Et vous savez que les merveilles du Prado ont été dans leur majeure partie transportées dans une tour spécialement construite pour les abriter à Valence. J'ai vu les plans. C'est un travail admirable. Les épaisseurs des murailles, des couches de sable et de terre ont été conçues pour résister à des bombes qui seraient quatre ou cinq fois plus puissantes que les bombes actuellement connues.

Les chefs-d'œuvre du Prado sont parfaitement en sûreté et vous savez qu'on pourra voir la plupart d'entre eux à Paris en septembre prochain, ce qui ne manquera pas d'avoir une répercussion extraordinairement profonde… »

Notre conversation nous ramène à l'atelier, cette salle ruinée d'un palais déchu. Picasso se plaît infiniment dans cette atmosphère, il hésite à faire réparer cet endroit étrange et charmant.
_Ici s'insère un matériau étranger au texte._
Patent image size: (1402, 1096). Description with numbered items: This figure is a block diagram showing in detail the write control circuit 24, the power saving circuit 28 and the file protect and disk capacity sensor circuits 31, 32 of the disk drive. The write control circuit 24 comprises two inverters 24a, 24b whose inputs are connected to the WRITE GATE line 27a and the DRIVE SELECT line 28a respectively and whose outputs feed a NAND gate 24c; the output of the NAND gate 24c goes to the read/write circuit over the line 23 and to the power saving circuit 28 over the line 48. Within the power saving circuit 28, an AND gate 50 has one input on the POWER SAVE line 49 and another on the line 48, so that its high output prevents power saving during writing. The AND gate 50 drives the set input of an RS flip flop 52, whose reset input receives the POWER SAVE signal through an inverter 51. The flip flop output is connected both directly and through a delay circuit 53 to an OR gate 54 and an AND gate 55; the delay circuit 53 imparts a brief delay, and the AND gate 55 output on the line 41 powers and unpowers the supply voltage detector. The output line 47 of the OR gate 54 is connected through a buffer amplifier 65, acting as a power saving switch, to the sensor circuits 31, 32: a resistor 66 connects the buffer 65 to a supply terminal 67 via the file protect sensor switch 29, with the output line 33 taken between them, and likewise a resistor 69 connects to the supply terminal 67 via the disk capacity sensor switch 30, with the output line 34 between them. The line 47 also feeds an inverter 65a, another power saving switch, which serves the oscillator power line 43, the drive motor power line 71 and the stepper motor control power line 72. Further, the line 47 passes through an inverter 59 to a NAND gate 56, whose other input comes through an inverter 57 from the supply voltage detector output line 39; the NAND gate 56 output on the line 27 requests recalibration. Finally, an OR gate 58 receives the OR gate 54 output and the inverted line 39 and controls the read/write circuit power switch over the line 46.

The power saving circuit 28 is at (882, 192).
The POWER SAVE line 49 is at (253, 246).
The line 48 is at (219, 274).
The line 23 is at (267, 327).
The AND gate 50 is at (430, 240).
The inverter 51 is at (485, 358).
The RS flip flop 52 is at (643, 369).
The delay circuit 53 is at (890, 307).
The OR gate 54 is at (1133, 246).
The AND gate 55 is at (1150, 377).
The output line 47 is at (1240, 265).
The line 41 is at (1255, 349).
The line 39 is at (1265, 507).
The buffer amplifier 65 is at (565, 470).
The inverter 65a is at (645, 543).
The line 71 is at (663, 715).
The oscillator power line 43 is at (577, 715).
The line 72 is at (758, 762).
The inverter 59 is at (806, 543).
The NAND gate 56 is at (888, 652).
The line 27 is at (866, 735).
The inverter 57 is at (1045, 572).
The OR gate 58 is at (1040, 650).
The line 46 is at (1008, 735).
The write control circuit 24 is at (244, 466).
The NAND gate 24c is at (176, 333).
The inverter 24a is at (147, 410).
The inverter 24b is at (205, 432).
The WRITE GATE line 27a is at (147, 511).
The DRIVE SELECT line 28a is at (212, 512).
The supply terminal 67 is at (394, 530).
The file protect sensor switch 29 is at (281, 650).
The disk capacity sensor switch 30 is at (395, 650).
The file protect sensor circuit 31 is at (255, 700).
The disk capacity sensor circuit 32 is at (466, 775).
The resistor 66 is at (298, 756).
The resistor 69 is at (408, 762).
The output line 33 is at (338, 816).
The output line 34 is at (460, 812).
Si immense que fut cette pièce, elle ne fut cependant pas assez large et haute pour contenir la grande toile de l'Exposition, qui ne peut tenir qu'obliquement.

Nous nous quittons.

Le journal du soir qu'un marchand me tend quand j'arrive sur les quais annonce que Hitler inaugurera, cette semaine, un Musée des horreurs où figureront ces œuvres d'avant-garde qui étaient les gloires modernes des musées allemands avant l'avènement du IIIe Reich. Sans doute des œuvres de Picasso ou de celles qu'il inspira figureront-elles à cette ignominieuse exposition. Les hommes qui ont sali les murs du pavillon allemand par tant de pompeuses hideurs, dignes des pires tartouillades des plus mauvais Salons de 1890 dénoncent comme une honte que les œuvres des disciples de Picasso aient été acquises avec les sous du peuple allemand.

Si, par impossible Doriot et La Rocque prenaient le pouvoir dans notre pays, ils auraient quelque peine à imiter le geste de leur maître Hitler. Très rares, sont (à notre honte) les œuvres de l'école cubiste qui figurent dans nos musées. Il faut aller à l'étranger pour les admirer, et en particulier dans ce magnifique Musée des Arts occidentaux de Moscou. Picasso était également ignoré, et peut-être plus totalement encore, des musées d'art dits modernes de Madrid avant l'avènement du Frente Popular. Aussi sa participation au pavillon espagnol, à la défense active du peuple républicain a-t-elle un sens véritablement symbolique. Un peuple, quand il est au pouvoir, sait toujours reconnaître ceux qui incarnent le génie de leur race.